Иду подбрасывать дрова в баню. С приёмничком иду, а то прокараулю ещё что хорошее. Да, в утешение арии из оперной классики.

«Сила судьбы», опера Верди. Арию Альваро поёт Беджамино Джильи. Да и кто бы ни пел, мне и Марио Ланцу хорош и Лучано Паваротти, и Хворостовский, но мистика в том, что запись этой «Силы судьбы» была осенью 1941 года, а уже война, время моего появления на свет. «Всех вас в бане купали, где ещё, – говорит мама. – Маленьких в таз сажали, постарше в корыто. Который слабеньким родится, того чаще купали. Начнёшь купать, он и ест лучше, и растёт». – «А я слабеньким родился?» – «Ты? – мама думает. Мы сидим в сквере посреди Вятки, гудят машины. Мы выползли на воздух, ходили в сберкассу платить за квартиру. – Ты? Да нет, крепенький. А и с чего слабеньким-то быть. Хотя и война началась, но ведь корова, молоко, зелень своя. Картошка не на химии, овощи, на воздухе целыми днями. Работали. Вы от работы не бегали, из-под палки не работали, всё сами. Работа есть жизнь. – Мама молчит, двигает костыликом жёлтый листок, поднимает лицо к небу. – Смотри, облака». Коля всегда, когда сенокос, особенно когда мечем, на небо поглядывает, замечает: «Это порожняк, – то есть туча не грозовая, лёгкая, пронесёт, – а эта появилась грузовая, надо поспешать».

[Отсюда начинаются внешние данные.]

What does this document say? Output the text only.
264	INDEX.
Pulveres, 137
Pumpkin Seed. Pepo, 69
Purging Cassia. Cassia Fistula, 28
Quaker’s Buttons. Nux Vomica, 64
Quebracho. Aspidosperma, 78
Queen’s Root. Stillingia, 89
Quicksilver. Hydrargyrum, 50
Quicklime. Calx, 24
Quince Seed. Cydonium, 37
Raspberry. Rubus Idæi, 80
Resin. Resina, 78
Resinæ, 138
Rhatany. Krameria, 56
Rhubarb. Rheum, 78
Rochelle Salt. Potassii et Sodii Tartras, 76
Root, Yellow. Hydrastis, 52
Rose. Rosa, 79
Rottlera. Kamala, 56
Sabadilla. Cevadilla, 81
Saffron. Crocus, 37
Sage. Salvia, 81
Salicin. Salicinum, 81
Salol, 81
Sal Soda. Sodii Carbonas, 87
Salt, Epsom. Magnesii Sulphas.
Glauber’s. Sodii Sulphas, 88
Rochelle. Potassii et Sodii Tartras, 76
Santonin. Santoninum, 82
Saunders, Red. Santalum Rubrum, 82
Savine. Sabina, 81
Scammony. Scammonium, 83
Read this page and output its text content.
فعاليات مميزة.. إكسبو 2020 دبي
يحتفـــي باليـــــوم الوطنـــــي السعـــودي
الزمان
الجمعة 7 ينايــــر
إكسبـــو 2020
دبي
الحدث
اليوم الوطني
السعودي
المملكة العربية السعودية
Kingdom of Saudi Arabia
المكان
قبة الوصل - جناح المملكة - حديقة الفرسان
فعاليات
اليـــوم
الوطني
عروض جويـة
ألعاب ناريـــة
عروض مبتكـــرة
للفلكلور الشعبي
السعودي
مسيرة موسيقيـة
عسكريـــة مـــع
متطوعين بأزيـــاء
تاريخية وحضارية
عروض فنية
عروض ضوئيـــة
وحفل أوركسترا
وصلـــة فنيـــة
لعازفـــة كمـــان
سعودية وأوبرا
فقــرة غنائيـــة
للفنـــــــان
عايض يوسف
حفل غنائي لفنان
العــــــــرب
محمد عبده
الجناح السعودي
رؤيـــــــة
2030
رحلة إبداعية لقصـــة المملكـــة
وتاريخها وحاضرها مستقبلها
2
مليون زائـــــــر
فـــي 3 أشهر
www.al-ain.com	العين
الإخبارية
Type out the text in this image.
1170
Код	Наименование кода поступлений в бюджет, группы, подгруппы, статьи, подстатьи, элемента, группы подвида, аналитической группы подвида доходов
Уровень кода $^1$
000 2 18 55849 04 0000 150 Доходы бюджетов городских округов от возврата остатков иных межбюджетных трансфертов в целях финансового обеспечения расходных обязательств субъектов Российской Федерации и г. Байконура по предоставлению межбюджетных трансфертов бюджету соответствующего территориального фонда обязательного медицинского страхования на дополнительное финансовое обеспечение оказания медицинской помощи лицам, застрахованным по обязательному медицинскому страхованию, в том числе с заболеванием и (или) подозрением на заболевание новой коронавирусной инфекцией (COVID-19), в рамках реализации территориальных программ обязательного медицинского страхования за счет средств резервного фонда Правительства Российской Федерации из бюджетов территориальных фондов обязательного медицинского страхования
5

ПОЗДНО ДО МЕНЯ дошло, что мои родители очень любили друг друга, очень. И если мама иногда (за дело) ругала отца, то он ей полслова не перечил. Ох, нам бы с женой и сыну, и дочери дотянуться до такой любви. Ведь как тяжело жили, ничего не нажили, дома своего не было, а детей всех в люди вывели. Да и за что мама ругала отца? Вот мы приехали, он на радостях выпил капельку, а уже слаб, немножко распьянел. Поговорить ему хочется, а мама гонит отдыхать. «Иди спать, не позорь меня перед городскими». А какой позор? Все мы свои.

Но он не засыпает, он знает, что сын придёт, принесёт ему «для возбуждения сна» рюмочку.